Nothing, and I mean nothing, is impressive there.

I dunno. If your business is joy-rides for wankers, isn't proven technology more what you want?

If it were my money, I'd go with an air-launched lifting body, although the SpaceShipOne thing isn't a bad alternative. But especially if it were my money and I wanted a reliable product, I wouldn't be trying to "impress" numbers-spinning space geeks such as yourself.

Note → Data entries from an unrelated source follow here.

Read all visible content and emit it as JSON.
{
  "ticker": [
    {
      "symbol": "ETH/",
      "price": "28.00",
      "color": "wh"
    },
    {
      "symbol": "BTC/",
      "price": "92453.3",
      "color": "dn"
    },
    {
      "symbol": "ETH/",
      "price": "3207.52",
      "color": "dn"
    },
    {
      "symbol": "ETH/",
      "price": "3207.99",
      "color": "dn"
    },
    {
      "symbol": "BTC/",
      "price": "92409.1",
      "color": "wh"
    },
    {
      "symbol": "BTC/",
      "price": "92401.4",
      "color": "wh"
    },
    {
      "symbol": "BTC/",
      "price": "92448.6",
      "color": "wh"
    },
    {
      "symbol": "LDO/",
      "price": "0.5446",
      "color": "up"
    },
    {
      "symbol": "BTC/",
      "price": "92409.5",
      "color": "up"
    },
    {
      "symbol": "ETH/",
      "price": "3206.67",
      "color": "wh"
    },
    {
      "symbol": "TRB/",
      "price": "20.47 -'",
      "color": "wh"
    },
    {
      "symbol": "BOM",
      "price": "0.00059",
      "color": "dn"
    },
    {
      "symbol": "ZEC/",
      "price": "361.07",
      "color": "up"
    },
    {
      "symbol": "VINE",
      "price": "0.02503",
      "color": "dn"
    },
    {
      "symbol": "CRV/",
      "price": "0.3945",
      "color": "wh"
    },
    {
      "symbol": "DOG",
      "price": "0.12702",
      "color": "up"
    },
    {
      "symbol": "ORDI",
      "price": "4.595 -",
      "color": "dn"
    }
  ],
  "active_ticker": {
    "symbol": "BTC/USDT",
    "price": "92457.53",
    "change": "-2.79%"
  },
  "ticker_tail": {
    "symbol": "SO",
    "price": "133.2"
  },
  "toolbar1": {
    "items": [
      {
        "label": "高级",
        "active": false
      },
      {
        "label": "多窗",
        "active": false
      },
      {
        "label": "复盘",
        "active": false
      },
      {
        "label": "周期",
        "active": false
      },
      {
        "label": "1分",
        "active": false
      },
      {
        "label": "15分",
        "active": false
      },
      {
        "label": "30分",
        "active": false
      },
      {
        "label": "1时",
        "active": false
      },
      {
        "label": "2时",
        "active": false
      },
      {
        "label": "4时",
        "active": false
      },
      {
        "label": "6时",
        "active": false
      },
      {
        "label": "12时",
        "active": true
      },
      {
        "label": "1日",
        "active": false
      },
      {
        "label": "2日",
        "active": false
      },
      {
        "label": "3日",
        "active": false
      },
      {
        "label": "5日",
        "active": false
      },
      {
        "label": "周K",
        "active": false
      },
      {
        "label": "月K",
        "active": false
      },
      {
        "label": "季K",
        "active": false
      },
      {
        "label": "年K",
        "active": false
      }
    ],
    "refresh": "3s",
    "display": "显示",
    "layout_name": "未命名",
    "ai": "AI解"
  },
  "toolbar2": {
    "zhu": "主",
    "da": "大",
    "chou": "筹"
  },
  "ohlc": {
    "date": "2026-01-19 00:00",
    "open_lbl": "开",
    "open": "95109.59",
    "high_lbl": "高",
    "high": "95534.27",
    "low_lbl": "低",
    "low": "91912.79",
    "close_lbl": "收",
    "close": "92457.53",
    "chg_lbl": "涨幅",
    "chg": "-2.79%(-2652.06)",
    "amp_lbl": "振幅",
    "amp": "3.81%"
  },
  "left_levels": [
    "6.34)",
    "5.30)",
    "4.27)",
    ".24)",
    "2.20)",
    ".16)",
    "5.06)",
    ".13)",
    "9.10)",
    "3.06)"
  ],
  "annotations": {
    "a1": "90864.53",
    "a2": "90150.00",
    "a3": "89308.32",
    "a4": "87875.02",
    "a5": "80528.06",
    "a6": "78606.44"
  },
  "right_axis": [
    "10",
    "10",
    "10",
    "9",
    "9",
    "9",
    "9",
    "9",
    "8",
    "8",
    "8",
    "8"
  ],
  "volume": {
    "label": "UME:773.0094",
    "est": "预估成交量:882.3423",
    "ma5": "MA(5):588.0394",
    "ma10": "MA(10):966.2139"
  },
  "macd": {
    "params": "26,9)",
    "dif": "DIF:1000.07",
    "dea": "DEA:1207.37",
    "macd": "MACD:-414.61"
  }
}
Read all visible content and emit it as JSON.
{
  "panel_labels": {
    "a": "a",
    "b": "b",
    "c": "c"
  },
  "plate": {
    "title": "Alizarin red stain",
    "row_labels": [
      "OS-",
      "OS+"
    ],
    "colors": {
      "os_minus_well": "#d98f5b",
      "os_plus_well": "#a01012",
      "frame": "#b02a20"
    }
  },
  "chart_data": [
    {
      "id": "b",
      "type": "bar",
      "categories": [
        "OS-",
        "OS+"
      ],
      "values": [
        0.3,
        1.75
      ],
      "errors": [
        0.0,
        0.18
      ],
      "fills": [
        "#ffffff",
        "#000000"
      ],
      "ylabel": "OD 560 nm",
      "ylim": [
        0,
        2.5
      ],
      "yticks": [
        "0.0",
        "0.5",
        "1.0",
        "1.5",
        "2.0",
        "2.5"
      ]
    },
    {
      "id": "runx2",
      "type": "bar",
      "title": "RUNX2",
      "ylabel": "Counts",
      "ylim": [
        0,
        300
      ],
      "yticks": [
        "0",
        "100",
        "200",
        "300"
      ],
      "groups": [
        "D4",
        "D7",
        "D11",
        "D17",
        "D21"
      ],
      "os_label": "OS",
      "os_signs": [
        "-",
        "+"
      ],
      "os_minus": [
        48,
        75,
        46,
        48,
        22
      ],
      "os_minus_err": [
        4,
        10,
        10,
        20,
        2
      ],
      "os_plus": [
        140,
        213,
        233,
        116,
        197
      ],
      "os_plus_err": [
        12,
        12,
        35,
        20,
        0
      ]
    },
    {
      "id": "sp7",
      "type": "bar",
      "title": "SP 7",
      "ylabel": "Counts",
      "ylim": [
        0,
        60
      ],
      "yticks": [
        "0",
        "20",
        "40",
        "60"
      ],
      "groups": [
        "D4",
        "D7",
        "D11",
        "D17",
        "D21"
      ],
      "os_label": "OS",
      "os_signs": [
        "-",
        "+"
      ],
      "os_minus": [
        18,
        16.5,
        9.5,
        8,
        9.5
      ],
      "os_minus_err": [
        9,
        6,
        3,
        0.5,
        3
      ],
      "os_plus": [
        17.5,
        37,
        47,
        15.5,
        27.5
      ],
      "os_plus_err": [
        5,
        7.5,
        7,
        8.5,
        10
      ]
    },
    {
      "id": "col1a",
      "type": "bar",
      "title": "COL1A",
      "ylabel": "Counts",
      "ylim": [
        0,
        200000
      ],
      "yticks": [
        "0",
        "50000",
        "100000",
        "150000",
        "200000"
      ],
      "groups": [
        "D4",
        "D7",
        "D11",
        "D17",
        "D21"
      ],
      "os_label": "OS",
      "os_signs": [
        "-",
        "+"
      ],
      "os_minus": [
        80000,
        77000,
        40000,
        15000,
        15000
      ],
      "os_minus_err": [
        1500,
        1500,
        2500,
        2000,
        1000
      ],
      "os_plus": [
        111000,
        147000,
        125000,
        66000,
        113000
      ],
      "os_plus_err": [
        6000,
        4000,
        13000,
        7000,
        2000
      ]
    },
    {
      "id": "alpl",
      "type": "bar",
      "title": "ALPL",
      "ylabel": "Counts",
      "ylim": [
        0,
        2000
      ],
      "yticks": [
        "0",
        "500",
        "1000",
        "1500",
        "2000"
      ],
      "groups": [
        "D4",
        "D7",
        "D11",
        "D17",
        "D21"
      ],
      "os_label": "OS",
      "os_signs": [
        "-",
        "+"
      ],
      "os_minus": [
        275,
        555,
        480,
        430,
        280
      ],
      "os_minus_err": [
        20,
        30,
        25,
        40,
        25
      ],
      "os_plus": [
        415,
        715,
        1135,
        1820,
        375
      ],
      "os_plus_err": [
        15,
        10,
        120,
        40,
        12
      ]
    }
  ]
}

But especially since it's my money, and I'm not in the launch business but the joyride business, I'm certainly not going to spend a dime on creating an mpressive SSTO because it has nothing to do with my business.
posted by dhartung at 6:35 PM on January 4, 2007


But especially since it's my money, and I'm not in the launch business but the joyride business, I'm certainly not going to spend a dime on creating an mpressive SSTO because it has nothing to do with my business.

Are you kidding? If you're going to pay big bucks to fly on a spaceship for no reason, obviously you are going to want to fly on the most awesome space ship available.

I wouldn't be trying to "impress" numbers-spinning space geeks such as yourself.

Just what type of rich person do you think is going to want to be going on these trips?
posted by delmoi at 11:16 PM on January 4, 2007


So you're predicting that his business will fail, delmoi. I see.